Introduction: Statins are the first-line treatment to reduce cardiovascular (CV) events, mainly by reducing low-density-lipoprotein cholesterol (LDL-C), but many patients need additional treatments to reach the current lipid goals.
Areas covered: Herein, the authors review the published literature on the efficacy and safety of the therapies that are most often added to statins to achieve lipid targets.

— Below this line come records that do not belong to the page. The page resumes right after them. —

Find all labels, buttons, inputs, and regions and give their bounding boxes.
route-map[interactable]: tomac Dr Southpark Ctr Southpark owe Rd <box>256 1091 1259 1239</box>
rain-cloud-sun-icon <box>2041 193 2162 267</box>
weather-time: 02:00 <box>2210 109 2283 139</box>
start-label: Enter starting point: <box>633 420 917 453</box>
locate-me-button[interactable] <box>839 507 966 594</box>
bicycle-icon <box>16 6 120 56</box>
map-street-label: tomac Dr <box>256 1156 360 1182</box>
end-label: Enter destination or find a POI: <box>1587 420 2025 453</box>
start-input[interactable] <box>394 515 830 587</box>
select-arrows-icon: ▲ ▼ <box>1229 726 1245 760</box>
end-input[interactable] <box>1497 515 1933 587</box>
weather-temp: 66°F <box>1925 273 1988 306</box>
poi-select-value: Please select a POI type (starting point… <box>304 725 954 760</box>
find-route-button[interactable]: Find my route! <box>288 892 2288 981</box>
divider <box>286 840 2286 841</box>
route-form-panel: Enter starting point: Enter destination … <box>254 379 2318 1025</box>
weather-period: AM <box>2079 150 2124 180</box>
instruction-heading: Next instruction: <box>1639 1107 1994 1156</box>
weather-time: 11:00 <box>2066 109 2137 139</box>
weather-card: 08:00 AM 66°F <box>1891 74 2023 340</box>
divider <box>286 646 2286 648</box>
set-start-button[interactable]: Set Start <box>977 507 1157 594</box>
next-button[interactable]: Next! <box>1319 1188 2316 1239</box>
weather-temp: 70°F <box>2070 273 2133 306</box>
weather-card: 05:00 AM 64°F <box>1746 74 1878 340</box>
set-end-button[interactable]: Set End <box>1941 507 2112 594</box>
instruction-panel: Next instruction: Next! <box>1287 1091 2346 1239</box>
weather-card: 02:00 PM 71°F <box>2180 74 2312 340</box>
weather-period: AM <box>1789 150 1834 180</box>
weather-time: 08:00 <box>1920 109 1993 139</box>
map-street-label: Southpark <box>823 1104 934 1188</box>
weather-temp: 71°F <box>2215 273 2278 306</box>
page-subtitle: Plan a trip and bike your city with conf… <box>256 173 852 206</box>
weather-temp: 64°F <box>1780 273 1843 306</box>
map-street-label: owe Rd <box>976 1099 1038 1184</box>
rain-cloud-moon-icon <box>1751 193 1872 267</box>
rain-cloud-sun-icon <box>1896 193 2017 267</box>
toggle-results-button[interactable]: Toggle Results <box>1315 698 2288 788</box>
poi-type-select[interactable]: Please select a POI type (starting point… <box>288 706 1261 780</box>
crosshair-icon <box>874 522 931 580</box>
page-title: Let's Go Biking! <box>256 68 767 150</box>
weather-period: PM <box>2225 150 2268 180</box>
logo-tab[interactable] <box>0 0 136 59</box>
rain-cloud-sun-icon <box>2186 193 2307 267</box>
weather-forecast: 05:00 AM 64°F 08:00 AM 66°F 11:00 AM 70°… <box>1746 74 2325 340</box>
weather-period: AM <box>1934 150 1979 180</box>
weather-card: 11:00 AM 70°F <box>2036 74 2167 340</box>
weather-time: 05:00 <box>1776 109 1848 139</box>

Expert opinion: Ezetimibe is usually the first additional treatment to achieve LDL-C targets. It reduces LDL-C by about a further 20% and has an excellent safety and tolerability profile. The monoclonal antibody proprotein convertase subtilisin/kexin type 9 (PCSK9) inhibitors, evolocumab, and alirocumab, can reduce LDL-C by ≥50% when added to statins and they also have a well-established safety and tolerability record. The recently approved bempedoic acid is well tolerated and appears to be free of skeletal muscle-related problems, but the CV outcome study with this drug has not been completed. Inclisiran, a small-interfering RNA targeting PCSK9 is at an advanced stage of development and the available data indicate a satisfactory safety profile and LDL-C lowering efficacy similar to the PCSK9 monoclonal antibodies with the advantage of less frequent administration.
Keywords: Alirocumab; bempedoic acid; evolocumab; ezetimibe; icosapent ethyl; inclisiran; proprotein convertase subtilisin/kexin type 9 inhibitors; statins.